Don’t be mistaken, I believe in moving towards what makes us happy. I just believe in determining, with a degree of realism, what that looks like for us as individuals. When we do that, we are able to strive for that which we really want and what is attainable, and we can be rid of the mindset of “if I only had…..,I would be happy”.
When we choose to fall into the “if only’s”, it becomes an endless pattern as we only seek what others have and that which sits distant and very far away. In order to break the pattern we need to face the truth that we just cannot have everything we want, and maybe our mind is playing tricks on us, and we really don’t want it after all.

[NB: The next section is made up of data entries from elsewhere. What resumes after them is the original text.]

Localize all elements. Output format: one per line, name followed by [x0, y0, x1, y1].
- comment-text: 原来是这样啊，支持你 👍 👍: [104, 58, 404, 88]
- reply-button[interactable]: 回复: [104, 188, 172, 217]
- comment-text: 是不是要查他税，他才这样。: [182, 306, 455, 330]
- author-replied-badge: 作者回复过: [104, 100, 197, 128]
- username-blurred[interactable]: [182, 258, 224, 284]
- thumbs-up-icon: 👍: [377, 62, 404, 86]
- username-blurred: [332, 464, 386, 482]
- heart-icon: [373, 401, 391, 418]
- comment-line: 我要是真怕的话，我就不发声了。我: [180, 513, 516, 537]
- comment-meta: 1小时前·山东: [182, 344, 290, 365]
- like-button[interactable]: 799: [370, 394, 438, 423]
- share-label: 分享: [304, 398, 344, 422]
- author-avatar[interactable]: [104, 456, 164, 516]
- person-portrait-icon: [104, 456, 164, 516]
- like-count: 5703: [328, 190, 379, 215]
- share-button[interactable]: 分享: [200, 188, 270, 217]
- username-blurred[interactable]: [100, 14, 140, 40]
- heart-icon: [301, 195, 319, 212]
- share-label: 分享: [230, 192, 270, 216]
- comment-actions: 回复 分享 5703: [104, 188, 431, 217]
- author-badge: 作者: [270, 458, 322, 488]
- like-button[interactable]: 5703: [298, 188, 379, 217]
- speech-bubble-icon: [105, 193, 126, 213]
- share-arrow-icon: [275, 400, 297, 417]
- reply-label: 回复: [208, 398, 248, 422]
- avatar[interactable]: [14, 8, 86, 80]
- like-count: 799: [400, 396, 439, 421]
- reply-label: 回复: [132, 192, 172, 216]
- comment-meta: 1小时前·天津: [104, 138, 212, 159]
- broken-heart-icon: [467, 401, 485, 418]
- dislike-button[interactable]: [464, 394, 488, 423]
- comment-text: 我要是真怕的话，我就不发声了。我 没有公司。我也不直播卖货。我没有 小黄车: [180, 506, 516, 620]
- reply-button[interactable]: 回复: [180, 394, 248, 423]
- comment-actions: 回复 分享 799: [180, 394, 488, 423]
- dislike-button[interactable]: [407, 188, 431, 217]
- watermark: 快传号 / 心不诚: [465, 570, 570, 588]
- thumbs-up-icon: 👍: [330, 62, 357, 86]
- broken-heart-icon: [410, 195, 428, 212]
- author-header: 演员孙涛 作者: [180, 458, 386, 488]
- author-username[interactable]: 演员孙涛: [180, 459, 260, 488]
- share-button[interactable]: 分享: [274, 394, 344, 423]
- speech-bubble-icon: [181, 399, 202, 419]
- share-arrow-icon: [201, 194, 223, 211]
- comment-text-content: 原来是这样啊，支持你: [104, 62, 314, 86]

And so, rather than focusing on all the things that we probably won’t get in our lifetime, and possibly only think we want, how about we become clear about what is important to us.
What do we really value??
Once we gain this clarity, we are able to establish the possible tradeoffs that come with what we truly want. What this requires is the ability to welcome in the good that we achieve while accepting that it usually comes with a little, and sometimes a lot, of some not so great stuff. When we are able to do this, our expectations remain realistic, and if not achieved, we are not overwhelmed with unmanageable grief. We experience gratitude, and it changes everything. It changes what we want and how we choose to show up in the world.
So, in the end we realize that we don’t really want it all. We just thought we did because it was been drilled into our heads over and over again.
All we really need is to be clear about what it is we want and go for whatever that is, instead of trying to have everything else along with it. It doesn’t mean that if we are not happy right now, we need to accept unhappiness. It means that we need to determine what it is that will truly make us, as individuals, happy, and move towards that with small steps and patience while understanding and accepting what we may need to give up during the process.
Gratitude becomes accepting what is important to each of us as individuals without allowing the judgement of the outside world to creep in.
You need to be clear and, you can then make a realistic plan that resonates with you, and all of this takes some work. It takes the willingness to dig deep within and become daringly mindful of yourself and your unique wants and needs. Once attained, that clarity will provide you with the knowing of the Authentic dreams you were meant to have. This in turn, will lead you to your purpose and the ultimate fulfillment you are searching for. How would it feel to not carry the burden of the expectation of having it all?
You could choose to resist conformity and be clear and comfortable with knowing only what would truly make you happy.
You could become decisiveness and allow yourself the freedom to create a plan to achieve what you want, and it would guide you towards complete gratitude and joy. You wouldn’t have it all, but you would have just what you need to achieve what your definition of happiness is. How would that feel?